When it comes to the study of murder cases, nothing tops the notorious case of The Black Dahlia. It has stumped thriller writers and readers for more than half a century, and will continue to do so...
*Who Was Elizabeth Short?
Born July 29, 1924, in Hyde Park, Mass., Beth Short was daughter of Phoebe and Cleo Short. They soon moved to Medford, Mass.
Her legal name was Elizabeth Short (no middle name). While a child, many called her Betty, and as she matured, she preferred to be called Beth.
Beth matured quickly. She grew up to become a beautiful teenager - she looked older and more sophisticated than others her age.
As a child, Beth frequently attended movies with her mother. And later, the girl's goal was to work in movies.
At age 19, Beth ventured to Vallejo, Calif., to live with her father. The stay did not last long, however. Her father asked her to leave because he said she was lazy and stayed out late.
It was mid-January, 1947, when Beth was last seen alive at the Biltmore Hotel. It was reported that she was to meet a gentleman. After leaving the hotel, she was never again seen alive.
*Her body was found, severed, in the Crenshaw District January 15, 1947.*
*What We Know
Beth Short was a wannabe actress who fled to California to make a go of it. She had a genital defect that rendered her incapable of having standard intercourse. Nonetheless, she was a beautiful girl and so young when she was murdered.
Elizabeth Short, a 22-year-old wannabe actress, spent several years moving around, gaining odd jobs. Her passion for servicemen and aspiration to be famous made her a "different" woman of her time. She reportedly hooked up with a variety of men and women (one reported to having been Marilyn Monroe).
Her name evolved from her black hair and black attire. Some say she was named the Black Dahlia before her murder in January of 1947, others say the name was applied by journalists to sensationalize the crime.

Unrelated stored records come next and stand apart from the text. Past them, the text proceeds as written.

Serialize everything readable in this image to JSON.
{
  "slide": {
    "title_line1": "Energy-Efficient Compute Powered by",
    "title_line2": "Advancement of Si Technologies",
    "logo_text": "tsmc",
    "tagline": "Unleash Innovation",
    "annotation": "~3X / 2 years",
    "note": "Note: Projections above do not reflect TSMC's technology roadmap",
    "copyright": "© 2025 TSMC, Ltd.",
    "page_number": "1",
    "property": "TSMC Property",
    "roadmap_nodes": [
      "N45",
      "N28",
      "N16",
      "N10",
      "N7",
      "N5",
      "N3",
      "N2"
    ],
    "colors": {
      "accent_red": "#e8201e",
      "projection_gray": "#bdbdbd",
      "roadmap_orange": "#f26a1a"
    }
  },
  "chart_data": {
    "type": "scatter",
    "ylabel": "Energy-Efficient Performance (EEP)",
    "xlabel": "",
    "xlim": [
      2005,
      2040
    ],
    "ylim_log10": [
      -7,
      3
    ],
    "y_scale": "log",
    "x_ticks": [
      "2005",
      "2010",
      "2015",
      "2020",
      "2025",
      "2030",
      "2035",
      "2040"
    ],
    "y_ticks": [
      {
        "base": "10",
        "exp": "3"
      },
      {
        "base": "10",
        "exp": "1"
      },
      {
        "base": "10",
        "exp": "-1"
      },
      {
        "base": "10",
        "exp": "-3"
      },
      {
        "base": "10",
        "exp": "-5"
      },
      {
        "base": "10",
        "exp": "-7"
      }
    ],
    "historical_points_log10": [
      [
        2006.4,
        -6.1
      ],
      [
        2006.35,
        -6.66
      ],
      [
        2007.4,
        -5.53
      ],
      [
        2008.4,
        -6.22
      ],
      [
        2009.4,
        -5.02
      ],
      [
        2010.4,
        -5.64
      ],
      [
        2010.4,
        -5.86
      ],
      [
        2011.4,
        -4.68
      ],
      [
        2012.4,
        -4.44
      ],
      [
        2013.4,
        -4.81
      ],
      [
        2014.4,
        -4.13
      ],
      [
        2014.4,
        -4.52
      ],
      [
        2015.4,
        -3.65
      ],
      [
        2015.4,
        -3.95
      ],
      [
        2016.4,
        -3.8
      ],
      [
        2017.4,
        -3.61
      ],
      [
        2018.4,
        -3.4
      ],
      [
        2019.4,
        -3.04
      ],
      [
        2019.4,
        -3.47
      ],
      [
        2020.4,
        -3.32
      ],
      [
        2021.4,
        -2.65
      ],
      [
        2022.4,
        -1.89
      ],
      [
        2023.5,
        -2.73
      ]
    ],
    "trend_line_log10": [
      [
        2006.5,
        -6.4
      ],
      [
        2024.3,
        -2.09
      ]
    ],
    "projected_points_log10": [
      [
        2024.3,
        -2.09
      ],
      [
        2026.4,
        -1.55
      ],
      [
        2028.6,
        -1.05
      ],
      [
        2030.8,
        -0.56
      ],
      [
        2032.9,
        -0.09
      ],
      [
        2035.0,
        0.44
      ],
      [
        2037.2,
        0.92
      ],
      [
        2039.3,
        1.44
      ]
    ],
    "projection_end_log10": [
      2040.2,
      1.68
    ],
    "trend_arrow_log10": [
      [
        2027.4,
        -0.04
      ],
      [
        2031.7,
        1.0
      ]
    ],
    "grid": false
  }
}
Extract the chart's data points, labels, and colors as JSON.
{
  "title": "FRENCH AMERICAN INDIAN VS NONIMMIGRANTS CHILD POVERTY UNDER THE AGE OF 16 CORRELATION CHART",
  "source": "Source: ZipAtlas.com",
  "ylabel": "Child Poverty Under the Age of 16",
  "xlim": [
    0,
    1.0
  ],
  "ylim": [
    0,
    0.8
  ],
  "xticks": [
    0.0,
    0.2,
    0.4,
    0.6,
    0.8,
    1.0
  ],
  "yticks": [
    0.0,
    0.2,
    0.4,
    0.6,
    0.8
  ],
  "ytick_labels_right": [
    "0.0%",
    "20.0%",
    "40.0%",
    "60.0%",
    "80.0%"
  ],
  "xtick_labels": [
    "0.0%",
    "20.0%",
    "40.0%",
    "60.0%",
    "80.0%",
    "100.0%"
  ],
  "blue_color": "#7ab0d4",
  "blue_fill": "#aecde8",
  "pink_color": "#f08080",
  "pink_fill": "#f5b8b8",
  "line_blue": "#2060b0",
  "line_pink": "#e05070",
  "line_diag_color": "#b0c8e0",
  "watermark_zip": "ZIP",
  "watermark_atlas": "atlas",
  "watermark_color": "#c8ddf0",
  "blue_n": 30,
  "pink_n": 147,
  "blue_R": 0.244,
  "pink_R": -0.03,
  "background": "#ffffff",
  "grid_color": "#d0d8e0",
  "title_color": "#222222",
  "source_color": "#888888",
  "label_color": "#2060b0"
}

On January 15, 1947, a passerby spotted her nude body in a vacant lot near Hollywood. Her body, cut in half, was bruised and beaten. Grass had reportedly been forced into her vagina, and she had reportedly been sodomized after death. Rumors of henna in her hair and BD carved into her body, as of yet to this outlet, have not been verified.
Upon the release of the murder in the press, several men and women admitted to the crime. But the police could not validate anyone's story. The case, notoriously, attracted several false confessions, and later surfaced more interest when James Ellroy wrote The Black Dahlia in 1987.
To date, according to the LAPD, the case goes unsolved. Though Janice Knowlton has authored a book naming her father as the killer, police have not reported Ms. Knowlton's statements or information as holding any water at all.
During the LAPD's initial investigation of the Black Dahlia murder, the following occurred:
* Just a few days after the finding, two homicide officers sat in a restaurant, discussing the case. After returning to headquarters, they got a call from a man, stating he just spotted the killers. The gentleman was a waiter in the restaurant, and his named suspects were the two officers.
* A woman walked five miles to tell detectives that if Short were buried with an egg in her hand, the killer would be found within a week.
* An astrologer asked the hour and date of Short's birth, then promised to provide the murderer's name within a few days.
* One wanted Short's right eyeball, saying that he would "photograph" the final image reflected and would return with a photograph of the killer.
* In at least three cases, landlords reported suspicious actions of tenants they had been vying to evict.
* A Barstow, California woman told a bartender, "I know who killed Beth Short, and if the reward is big enough I'll talk." Two officers discovered the woman knew no more than what was in the newspapers. She was trying to get back at two boyfriends who had walked out on her, and tried to implicate them in the crime.